Furthermore, the International Union for Conservation of Nature (IUCN) states that deforestation and forest degradation are the biggest threats to forests worldwide. Deforestation occurs when forested areas are converted to agriculture land, road constructions, or any non-forest use. Unsurprisingly, humans are the driving forces behind deforestation initiatives.

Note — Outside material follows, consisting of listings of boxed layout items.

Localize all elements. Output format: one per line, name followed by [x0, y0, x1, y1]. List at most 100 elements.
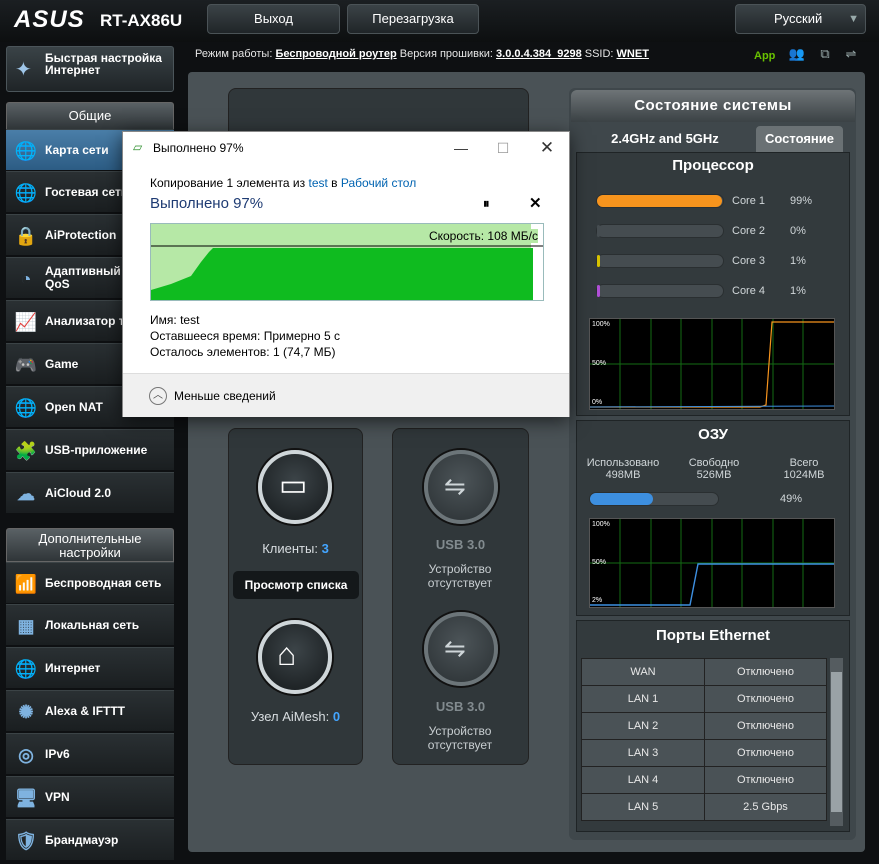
globe-icon: 🌐 [14, 183, 38, 203]
clients-text: Клиенты: [262, 541, 318, 556]
language-value: Русский [774, 11, 823, 26]
items-value: 1 (74,7 МБ) [272, 345, 336, 359]
sidebar-item-usb-app[interactable]: 🧩 USB-приложение [6, 429, 174, 470]
sidebar-item-firewall[interactable]: 🛡 Брандмауэр [6, 819, 174, 860]
chart-icon: 📈 [14, 312, 38, 332]
sidebar-item-label: Карта сети [45, 142, 109, 157]
mode-label: Режим работы: [195, 48, 273, 60]
quick-setup-label: Быстрая настройка Интернет [45, 51, 162, 77]
cpu-core2-line [590, 405, 834, 408]
less-details-button[interactable]: Меньше сведений [174, 389, 276, 403]
table-row: LAN 4 Отключено [581, 766, 827, 794]
usb-icon[interactable]: ⇌ [842, 46, 860, 64]
cpu-core-fill [597, 195, 722, 207]
tab-band[interactable]: 2.4GHz and 5GHz [590, 126, 740, 152]
aimesh-text: Узел AiMesh: [250, 709, 330, 724]
usb1-button[interactable]: ⇋ [424, 450, 498, 524]
copy-prefix: Копирование 1 элемента из [150, 176, 306, 190]
graph-label: 0% [592, 399, 603, 406]
sidebar-item-lan[interactable]: ▦ Локальная сеть [6, 604, 174, 645]
users-icon[interactable]: 👥 [788, 46, 806, 64]
copy-destination-link[interactable]: Рабочий стол [341, 176, 416, 190]
cpu-core-name: Core 4 [732, 285, 766, 297]
port-name: LAN 2 [581, 712, 705, 740]
cpu-core-fill [597, 285, 600, 297]
scrollbar-thumb[interactable] [831, 672, 842, 812]
ssid-link[interactable]: WNET [617, 48, 649, 60]
sidebar-item-label: IPv6 [45, 746, 70, 761]
chevron-up-icon[interactable]: ︿ [149, 387, 167, 405]
aimesh-button[interactable]: ⌂ [258, 620, 332, 694]
firmware-label: Версия прошивки: [399, 48, 493, 60]
cpu-core-pct: 1% [790, 285, 806, 297]
scrollbar[interactable] [830, 658, 843, 826]
wifi-icon: 📶 [14, 574, 38, 594]
cpu-core-bar [596, 254, 724, 268]
clients-button[interactable]: ▭ [258, 450, 332, 524]
sidebar-item-label: Локальная сеть [45, 617, 140, 632]
globe-icon: 🌐 [14, 398, 38, 418]
progress-heading: Выполнено 97% [150, 195, 264, 212]
sidebar-item-label: Интернет [45, 660, 101, 675]
quick-setup-button[interactable]: ✦ Быстрая настройка Интернет [6, 46, 174, 92]
table-row: LAN 5 2.5 Gbps [581, 793, 827, 821]
port-status: Отключено [704, 685, 827, 713]
graph-label: 50% [592, 360, 607, 367]
maximize-button[interactable]: ☐ [481, 134, 525, 162]
minimize-button[interactable]: — [439, 134, 483, 162]
copy-icon: ▱ [133, 140, 143, 154]
cpu-core-bar [596, 284, 724, 298]
pause-button[interactable]: ⏸ [483, 196, 490, 212]
hub-icon: ✺ [18, 702, 34, 722]
dialog-title: Выполнено 97% [153, 141, 244, 155]
view-list-button[interactable]: Просмотр списка [233, 571, 359, 599]
sidebar-item-label: Open NAT [45, 399, 103, 414]
speed-area [151, 248, 533, 300]
sidebar-item-label: USB-приложение [45, 442, 148, 457]
items-label: Осталось элементов: [150, 345, 270, 359]
advanced-header: Дополнительные настройки [6, 528, 174, 562]
clients-label: Клиенты: 3 [228, 541, 363, 556]
logout-button[interactable]: Выход [207, 4, 340, 34]
sidebar-item-vpn[interactable]: 🖥 VPN [6, 776, 174, 817]
port-name: LAN 5 [581, 793, 705, 821]
lock-icon: 🔒 [14, 226, 38, 246]
aimesh-label: Узел AiMesh: 0 [228, 709, 363, 724]
sidebar-item-internet[interactable]: 🌐 Интернет [6, 647, 174, 688]
port-name: LAN 4 [581, 766, 705, 794]
firmware-link[interactable]: 3.0.0.4.384_9298 [496, 48, 582, 60]
gauge-icon: ◔ [20, 269, 32, 289]
ram-title: ОЗУ [698, 426, 728, 443]
transfer-graph: Скорость: 108 МБ/с [150, 223, 544, 301]
puzzle-icon: 🧩 [14, 441, 38, 461]
sidebar-item-wireless[interactable]: 📶 Беспроводная сеть [6, 562, 174, 603]
port-name: LAN 1 [581, 685, 705, 713]
cancel-copy-button[interactable]: ✕ [529, 194, 542, 212]
app-link[interactable]: App [754, 50, 775, 62]
copy-source-link[interactable]: test [308, 176, 327, 190]
asus-logo: ASUS [14, 6, 85, 33]
sidebar-item-label: Беспроводная сеть [45, 575, 162, 590]
sidebar-item-alexa[interactable]: ✺ Alexa & IFTTT [6, 690, 174, 731]
sidebar-item-aicloud[interactable]: ☁ AiCloud 2.0 [6, 472, 174, 513]
mode-link[interactable]: Беспроводной роутер [275, 48, 396, 60]
ethernet-title: Порты Ethernet [655, 627, 771, 644]
wand-icon: ✦ [15, 59, 32, 81]
time-value: Примерно 5 с [263, 329, 340, 343]
network-icon[interactable]: ⧉ [816, 46, 834, 64]
tab-status[interactable]: Состояние [756, 126, 843, 152]
port-status: 2.5 Gbps [704, 793, 827, 821]
sidebar-item-ipv6[interactable]: ◎ IPv6 [6, 733, 174, 774]
usb2-button[interactable]: ⇋ [424, 612, 498, 686]
port-status: Отключено [704, 658, 827, 686]
graph-label: 100% [592, 521, 610, 528]
language-select[interactable]: Русский ▼ [735, 4, 866, 34]
reboot-button[interactable]: Перезагрузка [347, 4, 479, 34]
port-status: Отключено [704, 766, 827, 794]
firewall-icon: 🛡 [14, 831, 38, 851]
graph-label: 2% [592, 597, 603, 604]
ram-graph-svg [590, 519, 834, 607]
usb-icon: ⇋ [444, 633, 466, 663]
close-button[interactable]: ✕ [525, 134, 569, 162]
details-list: Имя: test Оставшееся время: Примерно 5 с… [150, 312, 340, 360]
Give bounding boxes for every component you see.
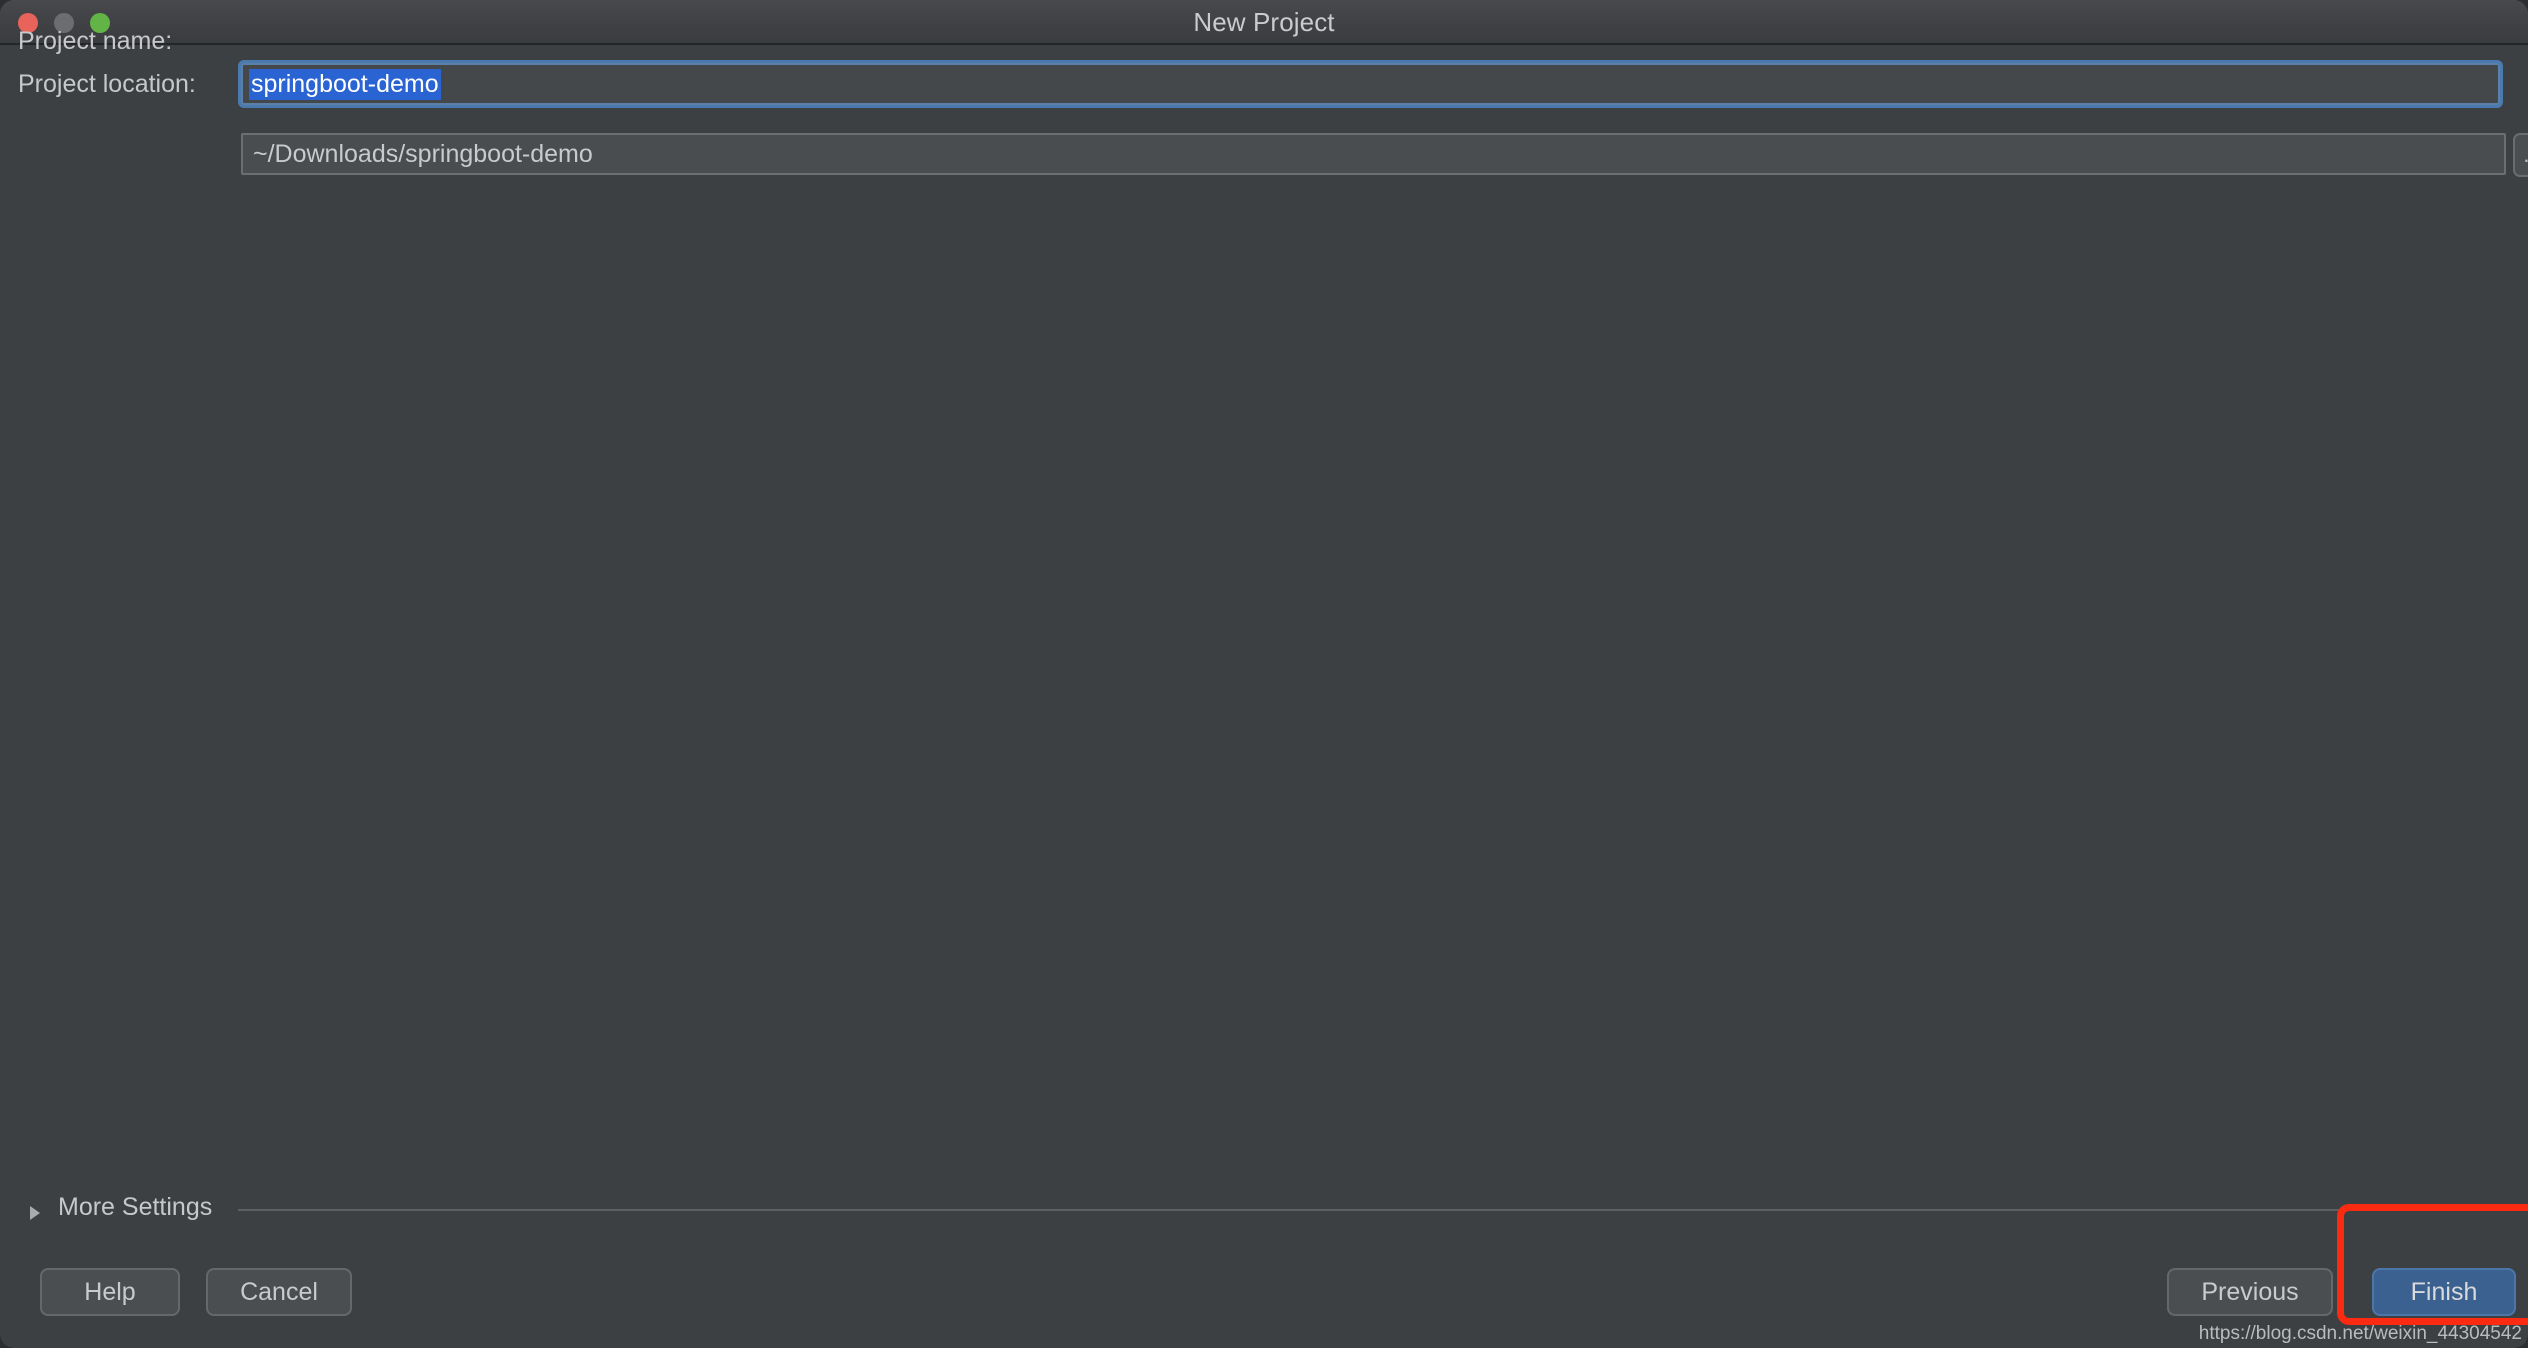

“These highly specialised ecosystems are suffering from constant and persistent abuse [by humans], through our bottomless appetite for land and resources,” Krogh continues. “We expect that upcoming UN climate and biodiversity summits provide specific targets and measures to protect intact tropical rainforests.”
The next UN climate summit Krogh refers to is the 2021 UN Conference of the Parties (COP) 26 climate change summit hosted by the UK. UN officials expect nations to continue to work to deliver their updated Nationally Determined Contributions (NDCs) in accordance with the Paris Agreement of 2015.
As Krough says, “The world depends on tropical rainforests to provide these services”. The diplomatic missions of the UN summits encourage countries to mutually motivate each other to follow the restrictions at the expense of their fossil-fuel economies, but in the spirit of protecting and saving the environment. The Paris Agreement as a precedent-setting policy is a start, but the responsibility and accountability of nations to seriously adhere to the environmental and collectivist values it upholds is imperative in our global fight against climate change.